Town Manager Darrin Tangeman and DPW Director Jarrod Cabral told the select board that Anthony Garrett, a member of the study group and of the ad hoc building committee charged with overseeing design of the new facility, was revising the study group’s original plan.
Millett’s estimate did not account for potential environmental remediation costs, which remain unknown pending completion of a phase II environmental analysis at the Town Hall Hill site that was favored by many town meeting voters. Comparable assessments for other proposed sites, including 340 Route 6, have not been funded, but Millett said that environmental data from those other sites would be essential for an “apples to apples” cost comparison.
Cutting costs for the project, Millett said, would require prioritizing needs for vehicle storage, maintenance, and administration. “If you want to get this number down,” he said, “you’ve got to cut something.”
He added that “we’re ultimately at the mercy of whoever bids on this job,” citing Provincetown’s police station and Yarmouth’s DPW facility as examples of municipal construction projects that attracted few bidders.
The select board emphasized the need to get the ad hoc building committee’s design recommendations more quickly. Tangeman suggested adding that discussion to the committee’s agenda in January. Cabral said the committee could also help refine the concepts of both the study group and Weston & Sampson.
Seven Months, No Dice
At the Nov. 21 meeting of the ad hoc building committee, member Chris Lucy urged it to focus on the design work. “You guys are seven months into this, and no one has a design,” he said. “The charge of this committee is designing a building. Please put a stake in the ground and start designing.”

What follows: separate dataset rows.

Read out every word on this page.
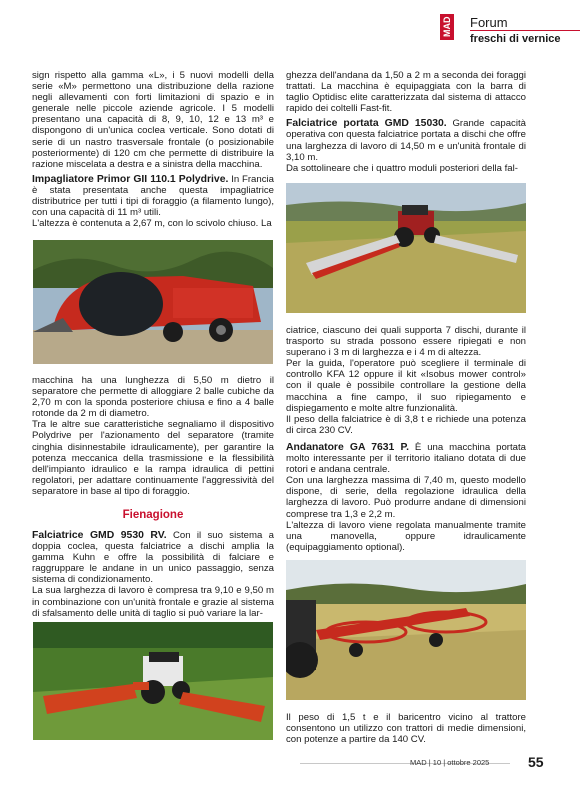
MAD Forum
freschi di vernice

sign rispetto alla gamma «L», i 5 nuovi modelli della serie «M» permettono una distribuzione della razione negli allevamenti con forti limitazioni di spazio e in generale nelle piccole aziende agricole. I 5 modelli presentano una capacità di 8, 9, 10, 12 e 13 m³ e dispongono di un'unica coclea verticale. Sono dotati di serie di un nastro trasversale frontale (o posizionabile posteriormente) di 120 cm che permette di distribuire la razione miscelata a destra e a sinistra della macchina.

Impagliatore Primor GII 110.1 Polydrive. In Francia è stata presentata anche questa impagliatrice distributrice per tutti i tipi di foraggio (a filamento lungo), con una capacità di 11 m³ utili.

L'altezza è contenuta a 2,67 m, con lo scivolo chiuso. La

macchina ha una lunghezza di 5,50 m dietro il separatore che permette di alloggiare 2 balle cubiche da 2,70 m con la sponda posteriore chiusa e fino a 4 balle rotonde da 2 m di diametro.

Tra le altre sue caratteristiche segnaliamo il dispositivo Polydrive per l'azionamento del separatore (tramite cinghia disinnestabile idraulicamente), per garantire la potenza meccanica della trasmissione e la flessibilità dell'impianto idraulico e la rampa idraulica di pettini regolatori, per adattare continuamente l'aggressività del separatore in base al tipo di foraggio.

Fienagione

Falciatrice GMD 9530 RV. Con il suo sistema a doppia coclea, questa falciatrice a dischi amplia la gamma Kuhn e offre la possibilità di falciare e raggruppare le andane in un unico passaggio, senza sistema di condizionamento.

La sua larghezza di lavoro è compresa tra 9,10 e 9,50 m in combinazione con un'unità frontale e grazie al sistema di sfalsamento delle unità di taglio si può variare la lar-

ghezza dell'andana da 1,50 a 2 m a seconda dei foraggi trattati. La macchina è equipaggiata con la barra di taglio Optidisc elite caratterizzata dal sistema di attacco rapido dei coltelli Fast-fit.

Falciatrice portata GMD 15030. Grande capacità operativa con questa falciatrice portata a dischi che offre una larghezza di lavoro di 14,50 m e un'unità frontale di 3,10 m.

Da sottolineare che i quattro moduli posteriori della fal-

ciatrice, ciascuno dei quali supporta 7 dischi, durante il trasporto su strada possono essere ripiegati e non superano i 3 m di larghezza e i 4 m di altezza.

Per la guida, l'operatore può scegliere il terminale di controllo KFA 12 oppure il kit «Isobus mower control» con il quale è possibile controllare la gestione della macchina a fine campo, il suo ripiegamento e dispiegamento e molte altre funzionalità.

Il peso della falciatrice è di 3,8 t e richiede una potenza di circa 230 CV.

Andanatore GA 7631 P. È una macchina portata molto interessante per il territorio italiano dotata di due rotori e andana centrale.

Con una larghezza massima di 7,40 m, questo modello dispone, di serie, della regolazione idraulica della larghezza di lavoro. Può produrre andane di dimensioni comprese tra 1,3 e 2,2 m.

L'altezza di lavoro viene regolata manualmente tramite una manovella, oppure idraulicamente (equipaggiamento optional).

Il peso di 1,5 t e il baricentro vicino al trattore consentono un utilizzo con trattori di medie dimensioni, con potenze a partire da 140 CV.

MAD | 10 | ottobre 2025	55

At the committee’s Dec. 12 meeting, Garrett reported working on a scaled-down 21,000-square-foot design incorporating “newer information,” but he did not say when it would be ready.
Garrett also led the committee through a design charrette, using a project checklist with nearly 50 items. They included location and transportation, sustainable sites, water efficiency, energy and atmosphere, materials and resources, indoor environmental quality, innovation, and regional priority.

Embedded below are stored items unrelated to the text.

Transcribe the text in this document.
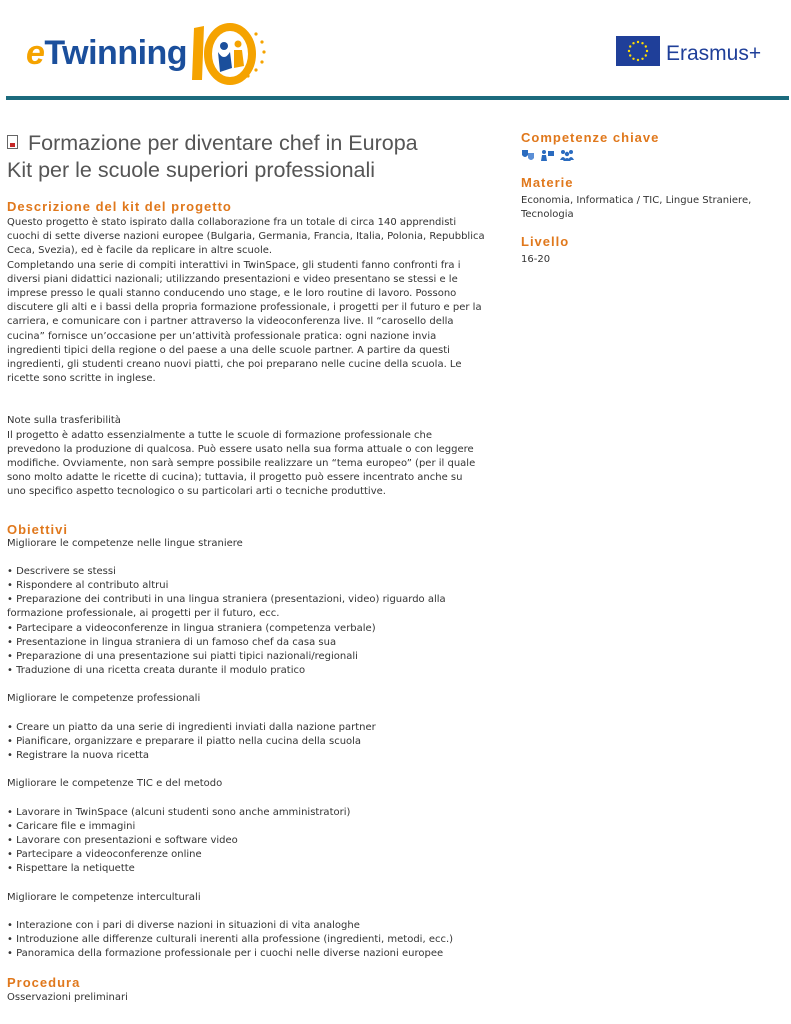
eTwinning	Erasmus+
Formazione per diventare chef in Europa
Kit per le scuole superiori professionali
Descrizione del kit del progetto

Questo progetto è stato ispirato dalla collaborazione fra un totale di circa 140 apprendisti

cuochi di sette diverse nazioni europee (Bulgaria, Germania, Francia, Italia, Polonia, Repubblica

Ceca, Svezia), ed è facile da replicare in altre scuole.

Completando una serie di compiti interattivi in TwinSpace, gli studenti fanno confronti fra i

diversi piani didattici nazionali; utilizzando presentazioni e video presentano se stessi e le

imprese presso le quali stanno conducendo uno stage, e le loro routine di lavoro. Possono

discutere gli alti e i bassi della propria formazione professionale, i progetti per il futuro e per la

carriera, e comunicare con i partner attraverso la videoconferenza live. Il “carosello della

cucina” fornisce un’occasione per un’attività professionale pratica: ogni nazione invia

ingredienti tipici della regione o del paese a una delle scuole partner. A partire da questi

ingredienti, gli studenti creano nuovi piatti, che poi preparano nelle cucine della scuola. Le

ricette sono scritte in inglese.

Note sulla trasferibilità

Il progetto è adatto essenzialmente a tutte le scuole di formazione professionale che

prevedono la produzione di qualcosa. Può essere usato nella sua forma attuale o con leggere

modifiche. Ovviamente, non sarà sempre possibile realizzare un “tema europeo” (per il quale

sono molto adatte le ricette di cucina); tuttavia, il progetto può essere incentrato anche su

uno specifico aspetto tecnologico o su particolari arti o tecniche produttive.

Obiettivi

Migliorare le competenze nelle lingue straniere

• Descrivere se stessi

• Rispondere al contributo altrui

• Preparazione dei contributi in una lingua straniera (presentazioni, video) riguardo alla

formazione professionale, ai progetti per il futuro, ecc.

• Partecipare a videoconferenze in lingua straniera (competenza verbale)

• Presentazione in lingua straniera di un famoso chef da casa sua

• Preparazione di una presentazione sui piatti tipici nazionali/regionali

• Traduzione di una ricetta creata durante il modulo pratico

Migliorare le competenze professionali

• Creare un piatto da una serie di ingredienti inviati dalla nazione partner

• Pianificare, organizzare e preparare il piatto nella cucina della scuola

• Registrare la nuova ricetta

Migliorare le competenze TIC e del metodo

• Lavorare in TwinSpace (alcuni studenti sono anche amministratori)

• Caricare file e immagini

• Lavorare con presentazioni e software video

• Partecipare a videoconferenze online

• Rispettare la netiquette

Migliorare le competenze interculturali

• Interazione con i pari di diverse nazioni in situazioni di vita analoghe

• Introduzione alle differenze culturali inerenti alla professione (ingredienti, metodi, ecc.)

• Panoramica della formazione professionale per i cuochi nelle diverse nazioni europee

Procedura

Osservazioni preliminari

Competenze chiave
Materie

Economia, Informatica / TIC, Lingue Straniere,
Tecnologia

Livello

16-20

Although the committee made some progress, it did not reach anything close to a final design consensus. Committee member Leif Hamnquist suggested distilling the feedback into clear priorities, which the committee would then make public in January.
The ad hoc committee is tasked with the design of the upgraded facility and identifying possible “cost-saving improvements.” Comments at the last two committee meetings have focused less on the facility’s location, which has been a source of ongoing controversy, and more on its cost.
“A 15-to-20-million price tag would certainly pass town meeting,” predicted Michael Forgione. “Twenty to 25 — I think you stand a 50-50 chance of this thing passing. Twenty-five to 30 — you’re dead.”
Dennis O’Brien agreed. “We’ve got to work on getting this number to a salable point for voters,” he said. “They are absolutely going to puke on $30 million. There is no way that is ever going to pass.”
In response, Lucy reiterated his point about the need to focus. “Again, it’s the OPM’s decision, it’s the select board’s decision on the money,” he said. “The numbers keep going up because the town keeps putting it off, thinking the numbers are outrageous.”
“There comes a point where the price is the price and as much as we want it to be different, that’s just the reality,” said committee co-chair Bob Higgins-Steele. “My charge is a good working DPW at the best price we can get.”
Higgins-Steele said his top three priorities were, first, the best facility; second, energy efficiency and cost-effective carbon-neutrality; and third, the overall cost of the project.